Friday, 4 March 2011

'Credibility is in the details'

I had a lecturer at university who used to tell me (among other things) that, 'credibility is in the details'. As his own credentials were impeccable, I took him at his word, and it is a lesson I remember in all my own writings.

When writing poetry or fiction it is important to supply specific details rather than generics. From Victoria Wood to the Coronation Street team of script-writers, this is proven to add pathos and humour in equal measure. Even Hemingway understood the value of the minutiae and, although I tire of his shopping-list prose, earnest (and Ernest) fans of The Sun Also Rises thrill to the knowledge that Bill and Jake bought eggs, bread, ripe tomatoes, soft cheese and white wine rather than 'stuff for a picnic'

Some years ago I read Rose Tremain's fantastic The Colour which I loved, not least because it is set in my new back yard, but mainly because Rose Tremain is a powerful wordsmith. Considering Kiwis generally love all things related to themselves, I was surprised that the book did not find more favour in these parts. One of the main criticisms levelled against it was that her research was insufficient.

The characters were well-drawn, the themes were grand, the writing was compelling, and the emotion was both subtle and palpable. Readers, however, could not forgive her inclusion of a vole in a river scene as such rodents do not inhabit New Zealand. This miniscule slip lead to significant ridicule and doubtless harmed book sales as well as public enjoyment.

One can be too hasty to make such pronouncements, however. I recently read Robert Harris' The Ghost, which was an entertaining political thriller. As it may or may not be (i.e. patently but not libelously) based on Tony Blair, many details are specific. Harris was a respected political commentator before becoming an author so you expect veracity, and it's easy to become swept up in his version of events.

At one point, before irrevocably setting out on a trail that can only lead to death and destruction, the narrator tries to calm his nerves by sitting in a car in a Martha's Vineyard forest where he observes a red squirrel. As a child I was fond of red squirrels (Sciurus vulgaris); natives of Europe and Northern Asia. Their habitat was greatly reduced by the chopping down of trees and the introduction of the more aggressive American grey squirrel (Sciurus carolinensis). So I was disappointed to read this error in a book I was otherwise prepared to trust in order to submit to the story.
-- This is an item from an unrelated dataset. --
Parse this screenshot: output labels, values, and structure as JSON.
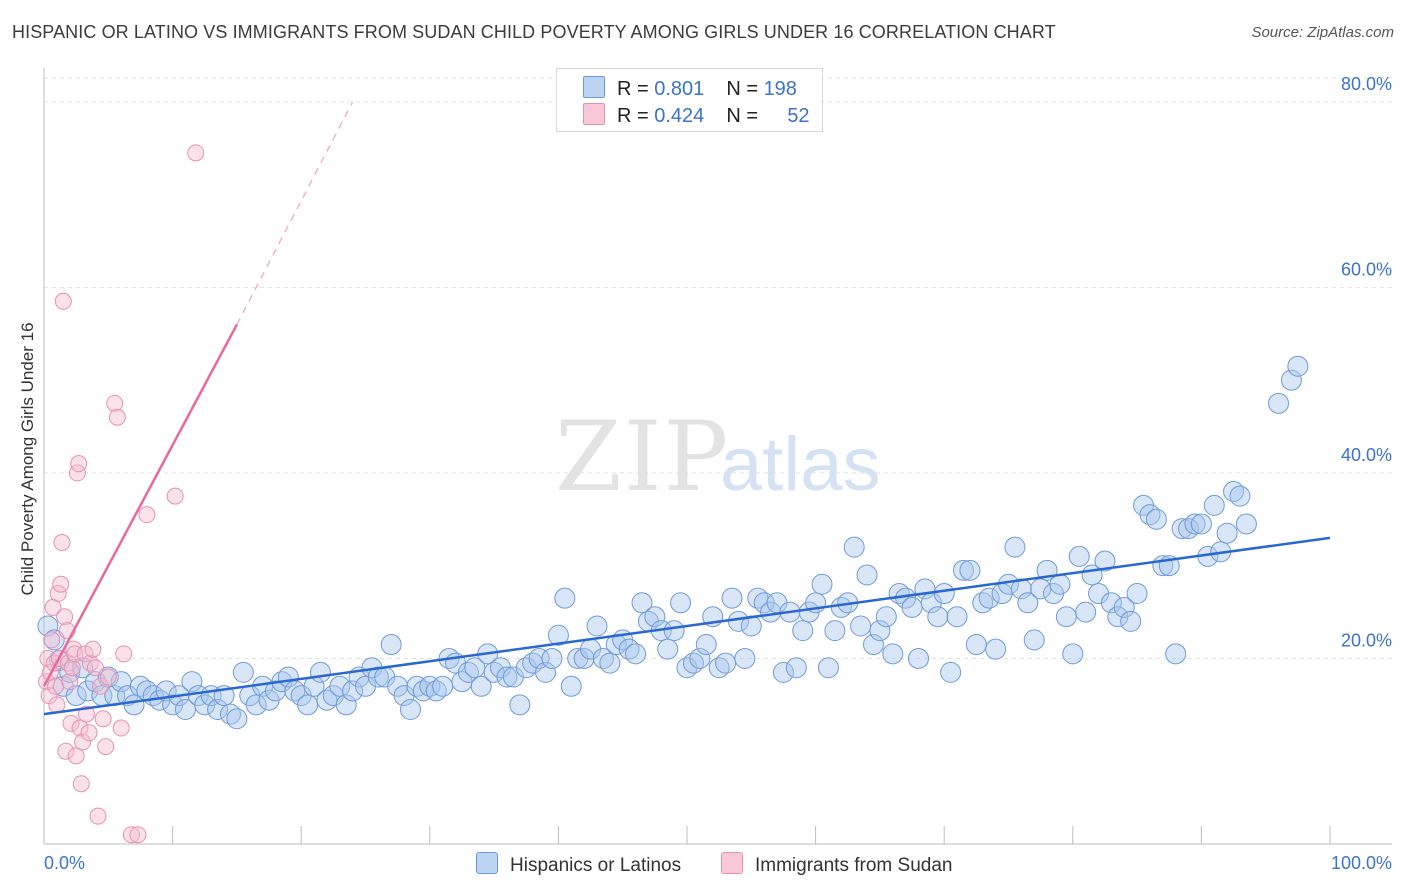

I was surprised that Robert Harris, so accurate in other directions, would make this faunal faux-pas, so before rushing to condemn, I checked my facts, as he had obviously done before me. There are red squirrels in North America wherever conifers are common apart from the Pacific Coast. They are also referred to as Pine Squirrels, North American Red Squirrels, Chickarees, and, officially, Tamiasciurus hudsonicus. They may not be my red squirrels, but they are red squirrels nonetheless.

So, if there is a moral to the story, perhaps it should be that although credibility is indeed in the details, you shouldn't let a little fact get in the way of a good tale.